Monday, March 31, 2014

A Letter to the Beloved

Beloved,

Allow me a moment to firmly affix the lens of His love for you to my eyes. I should never endeavor to address you without it, and if ever I do, I beg your forgiveness, and His. I must begin with a brief glimpse into the perplexing reality that your Savior loves you, that He finds you worthwhile, that He makes you ever more wonderful, and that He has made you ultimately perfect. I pray that His love for you will make mine stronger, that I would someday see you through His eyes.

With that unwavering truth firmly in place, I will say very briefly and very vaguely what must be said before I carry on. It is something I was recently too hasty to state, but something I now dread divulging. The second truth is this: that we, as a collective Church, in our public arenas where all eyes can behold us, are not living up to our potential.

Our wars and our words do not reflect the love that so shockingly redeemed us all – the love with which our Savior has sought us out, each and every one.

But there is always enough grace for repentance. There is a tomorrow – I hope – for us to rectify our mistakes.

So get up, Beloved! Stand with me as we right our wrongs, embrace the souls we will spend all of eternity with, and apologize to them for making them adversaries.

And then let us move forward into a future paved with love.

When we speak truth, let us speak it so that those who need to hear it continue listening.

When we are the majority voice, let us speak softly so the minority may be heard.

And when we are the minority, the oppressed, the wronged, we must keep a hand firmly on our tongue, that it might not steer us into hateful waters.

For there is no middle ground where love is concerned: speech is either loving or it is of the devil (1 Jn 3:10). A thing cannot be both light and dark, both truth and error, both life and death; so a word cannot be both hateful and of God. If it is not loving, it is not from Him.

And there is no exception clause for brothers whom we deem wrong; wrong or right, they are brothers, and to hate them is not a thing of the Father (1 Jn 3:10).

There is no way to undo all disagreements. There will never be an earthly day when we all see eye to eye and are happy under one roof.

But it is time to stop the internal war. We must bury our hatchets, lower our weapons, call off the dogs. This war we fight is not against brother, but against the devil who would claim our brother as his own. Let us not allow him to do so. Let us weed him out from our ranks and solidify ourselves against him. In solidarity. In love.

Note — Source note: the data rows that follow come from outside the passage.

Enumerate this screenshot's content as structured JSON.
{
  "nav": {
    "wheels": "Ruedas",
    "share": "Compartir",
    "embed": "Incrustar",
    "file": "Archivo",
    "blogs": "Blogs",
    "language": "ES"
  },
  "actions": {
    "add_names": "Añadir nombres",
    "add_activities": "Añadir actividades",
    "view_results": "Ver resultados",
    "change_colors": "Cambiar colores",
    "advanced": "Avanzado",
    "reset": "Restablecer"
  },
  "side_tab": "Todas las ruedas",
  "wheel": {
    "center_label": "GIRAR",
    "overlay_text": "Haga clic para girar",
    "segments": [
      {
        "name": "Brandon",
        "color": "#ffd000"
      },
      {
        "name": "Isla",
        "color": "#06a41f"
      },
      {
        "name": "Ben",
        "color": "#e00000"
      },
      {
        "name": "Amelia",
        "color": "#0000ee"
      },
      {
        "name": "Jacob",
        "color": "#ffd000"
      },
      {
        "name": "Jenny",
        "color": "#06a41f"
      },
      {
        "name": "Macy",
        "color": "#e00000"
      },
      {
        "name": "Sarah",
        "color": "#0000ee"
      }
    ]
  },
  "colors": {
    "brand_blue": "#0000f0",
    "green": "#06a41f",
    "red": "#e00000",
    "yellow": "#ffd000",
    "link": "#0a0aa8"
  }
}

Beloved, your name is ever in my prayers. I plead for mercy on your behalf – and on mine, for my complicity. I yearn for large-scale revolution, for redemption to right the sinking ship. I beg for shepherds who have the Father's heart. And I pray that despite the enemy's greatest efforts to disunite the flock, God would instead add daily to our number.

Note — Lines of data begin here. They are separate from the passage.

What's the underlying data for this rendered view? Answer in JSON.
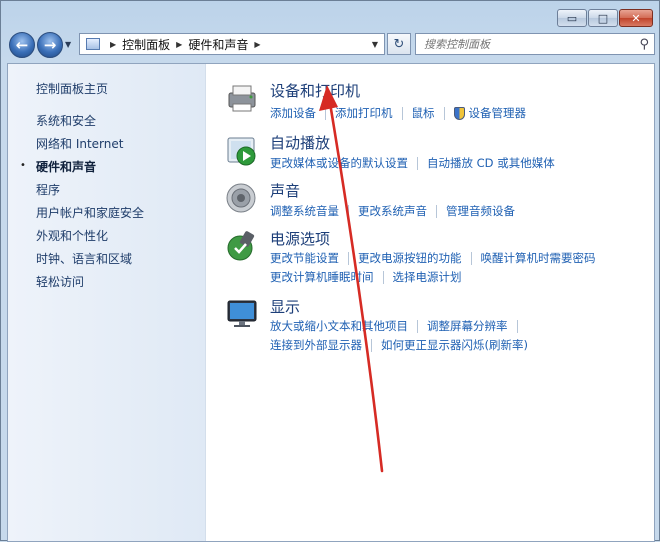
{
  "window": {
    "caption_buttons": {
      "minimize": "▭",
      "maximize": "□",
      "close": "✕"
    }
  },
  "nav": {
    "back_symbol": "←",
    "forward_symbol": "→",
    "history_dropdown": "▼",
    "breadcrumb": [
      "控制面板",
      "硬件和声音"
    ],
    "breadcrumb_sep": "▶",
    "address_dropdown": "▼",
    "refresh_symbol": "↻",
    "search_placeholder": "搜索控制面板",
    "search_icon": "magnifier-icon"
  },
  "sidebar": {
    "items": [
      {
        "label": "控制面板主页"
      },
      {
        "label": "系统和安全"
      },
      {
        "label": "网络和 Internet"
      },
      {
        "label": "硬件和声音",
        "current": true
      },
      {
        "label": "程序"
      },
      {
        "label": "用户帐户和家庭安全"
      },
      {
        "label": "外观和个性化"
      },
      {
        "label": "时钟、语言和区域"
      },
      {
        "label": "轻松访问"
      }
    ],
    "current_bullet": "•"
  },
  "categories": [
    {
      "title": "设备和打印机",
      "icon": "printer-icon",
      "rows": [
        [
          "添加设备",
          "添加打印机",
          "鼠标",
          "设备管理器"
        ]
      ]
    },
    {
      "title": "自动播放",
      "icon": "autoplay-icon",
      "rows": [
        [
          "更改媒体或设备的默认设置",
          "自动播放 CD 或其他媒体"
        ]
      ]
    },
    {
      "title": "声音",
      "icon": "speaker-icon",
      "rows": [
        [
          "调整系统音量",
          "更改系统声音",
          "管理音频设备"
        ]
      ]
    },
    {
      "title": "电源选项",
      "icon": "power-icon",
      "rows": [
        [
          "更改节能设置",
          "更改电源按钮的功能",
          "唤醒计算机时需要密码"
        ],
        [
          "更改计算机睡眠时间",
          "选择电源计划"
        ]
      ]
    },
    {
      "title": "显示",
      "icon": "display-icon",
      "rows": [
        [
          "放大或缩小文本和其他项目",
          "调整屏幕分辨率"
        ],
        [
          "连接到外部显示器",
          "如何更正显示器闪烁(刷新率)"
        ]
      ]
    }
  ],
  "colors": {
    "link": "#2061b3",
    "title": "#1d3f79",
    "annotation_arrow": "#d62b24"
  }
}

As I hope in the sanctifying power of the blood, a picture emerges: a picture of who we could still become. This is a picture, not of division or uniformity, but of unity and diversity. It is a picture of a flock of souls who speak life into every dead corner and cast off every chain. It is a picture of love – true, breathtaking love. A soul, washed with blood, emerging holy.

You see, Beloved, you are already holy. You have no blemish untouched by the blood. Your brother has no blemish untouched by the blood. Your sister has no blemish untouched by the blood. Blemishes there may be – but do not forget that they are temporary, and that their removal was purchased at great cost. Do not belittle His sacrifice by imagining it was insufficient; do not suggest that more is required.

Instead, embrace your new-found holiness! Embody every facet of your redemption! Hold truth with one hand and love with the other – acknowledging that your hands must be empty of earthly treasures for this to be accomplished. Affirm your brother's redemption while encouraging him on to deeper sanctification. Establish the infallibility of Scripture while acknowledging your own human potential for error – and plead with the Spirit day in and day out to show you where you have gone wrong. Wrestle with perceived falsehoods, join your brother as he wrestles with his, but never turn on him in the battle, for he is not your enemy.


You can rediscover unity. You can rediscover holiness. You can rediscover truth that walks hand-in-hand with love. Today's the day to rise up, go out, and seek it fervently.